Challenging conventional wisdom in language model training, a groundbreaking 2025 NeurIPS paper reveals that small batch sizes—even down to batch size 1—train stably, outperform larger batches in per-FLOP efficiency, and enable vanilla SGD without momentum or optimizer state.[1][5]
Authors Martin Marek, Sanae Lotfi, Aditya Somasundaram, Andrew Gordon Wilson, and Micah Goldblum demonstrate that small batches are more robust to hyperparameter choices like learning rate and Adam's β parameters, thanks to a novel scaling rule that fixes the second moment's half-life in tokens rather than decay rates.[1][3] This stability holds across LLM pretraining and fine-tuning on datasets like FineWeb-Edu, matching or exceeding large-batch performance while using simpler optimizers.

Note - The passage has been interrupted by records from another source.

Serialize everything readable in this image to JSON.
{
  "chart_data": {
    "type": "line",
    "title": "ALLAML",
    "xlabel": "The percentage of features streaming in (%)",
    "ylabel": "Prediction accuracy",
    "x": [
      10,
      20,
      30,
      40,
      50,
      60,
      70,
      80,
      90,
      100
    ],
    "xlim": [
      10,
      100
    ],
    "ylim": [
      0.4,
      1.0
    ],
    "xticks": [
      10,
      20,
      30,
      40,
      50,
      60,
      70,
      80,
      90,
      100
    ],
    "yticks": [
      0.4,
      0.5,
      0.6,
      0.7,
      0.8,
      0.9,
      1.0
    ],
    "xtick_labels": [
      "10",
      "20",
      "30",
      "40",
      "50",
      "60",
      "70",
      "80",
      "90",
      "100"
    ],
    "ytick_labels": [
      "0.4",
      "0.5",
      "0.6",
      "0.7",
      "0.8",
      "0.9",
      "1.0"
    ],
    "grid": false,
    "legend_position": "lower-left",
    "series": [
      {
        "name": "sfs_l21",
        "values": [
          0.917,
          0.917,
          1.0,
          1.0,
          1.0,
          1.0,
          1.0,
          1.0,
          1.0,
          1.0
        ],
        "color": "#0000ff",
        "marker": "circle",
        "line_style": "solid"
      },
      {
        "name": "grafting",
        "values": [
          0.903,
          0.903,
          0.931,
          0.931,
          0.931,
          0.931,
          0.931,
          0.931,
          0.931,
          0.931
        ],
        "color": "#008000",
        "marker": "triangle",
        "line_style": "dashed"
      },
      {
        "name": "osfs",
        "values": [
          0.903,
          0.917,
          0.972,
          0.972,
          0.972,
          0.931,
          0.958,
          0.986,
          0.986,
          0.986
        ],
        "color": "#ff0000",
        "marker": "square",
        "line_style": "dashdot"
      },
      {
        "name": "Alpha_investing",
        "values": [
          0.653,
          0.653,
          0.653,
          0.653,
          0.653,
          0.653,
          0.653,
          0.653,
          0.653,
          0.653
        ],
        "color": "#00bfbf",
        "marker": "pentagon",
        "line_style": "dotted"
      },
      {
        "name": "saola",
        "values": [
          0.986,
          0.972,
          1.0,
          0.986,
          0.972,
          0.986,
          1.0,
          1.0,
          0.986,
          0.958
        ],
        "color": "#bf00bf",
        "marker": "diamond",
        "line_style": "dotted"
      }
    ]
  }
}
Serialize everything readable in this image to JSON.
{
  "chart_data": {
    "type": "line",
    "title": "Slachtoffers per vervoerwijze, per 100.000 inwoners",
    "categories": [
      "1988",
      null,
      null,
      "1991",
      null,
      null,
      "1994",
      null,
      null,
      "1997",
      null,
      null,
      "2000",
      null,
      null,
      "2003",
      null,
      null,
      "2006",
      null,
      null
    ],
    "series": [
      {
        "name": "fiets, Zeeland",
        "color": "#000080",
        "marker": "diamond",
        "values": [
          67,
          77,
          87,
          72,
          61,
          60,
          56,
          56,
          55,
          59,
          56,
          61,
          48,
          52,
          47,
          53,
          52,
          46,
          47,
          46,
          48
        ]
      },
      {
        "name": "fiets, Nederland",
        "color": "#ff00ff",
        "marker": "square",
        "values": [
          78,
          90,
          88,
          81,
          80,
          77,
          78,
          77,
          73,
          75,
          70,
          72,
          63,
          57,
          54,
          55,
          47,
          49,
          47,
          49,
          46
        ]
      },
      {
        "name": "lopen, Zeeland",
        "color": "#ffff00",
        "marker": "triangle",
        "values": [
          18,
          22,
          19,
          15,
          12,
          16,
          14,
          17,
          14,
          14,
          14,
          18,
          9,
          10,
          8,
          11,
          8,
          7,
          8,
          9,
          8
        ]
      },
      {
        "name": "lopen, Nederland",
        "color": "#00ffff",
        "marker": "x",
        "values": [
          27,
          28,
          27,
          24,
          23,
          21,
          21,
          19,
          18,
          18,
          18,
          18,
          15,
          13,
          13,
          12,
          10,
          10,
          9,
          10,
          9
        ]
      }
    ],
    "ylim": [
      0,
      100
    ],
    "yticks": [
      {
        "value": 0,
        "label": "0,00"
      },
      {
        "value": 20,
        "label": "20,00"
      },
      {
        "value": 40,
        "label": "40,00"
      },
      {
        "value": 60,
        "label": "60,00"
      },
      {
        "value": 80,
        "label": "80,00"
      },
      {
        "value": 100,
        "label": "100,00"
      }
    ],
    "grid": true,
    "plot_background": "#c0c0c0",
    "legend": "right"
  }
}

Key insights include rejecting gradient accumulation as wasteful—except in bandwidth-limited multi-device setups—and recommending the smallest batch size that maximizes throughput for computational advantages and less tuning.[2] Small batches shine in the far-from-convergence regime of AI model training, aligning with compute-optimal scaling laws for better benchmarks.
Practical takeaway: Pair small batches with low-state optimizers to rival full fine-tuning while matching LoRA's memory footprint, revolutionizing efficient LLM optimization.[4]
Embrace small batches: Simplicity scales where complexity stumbles.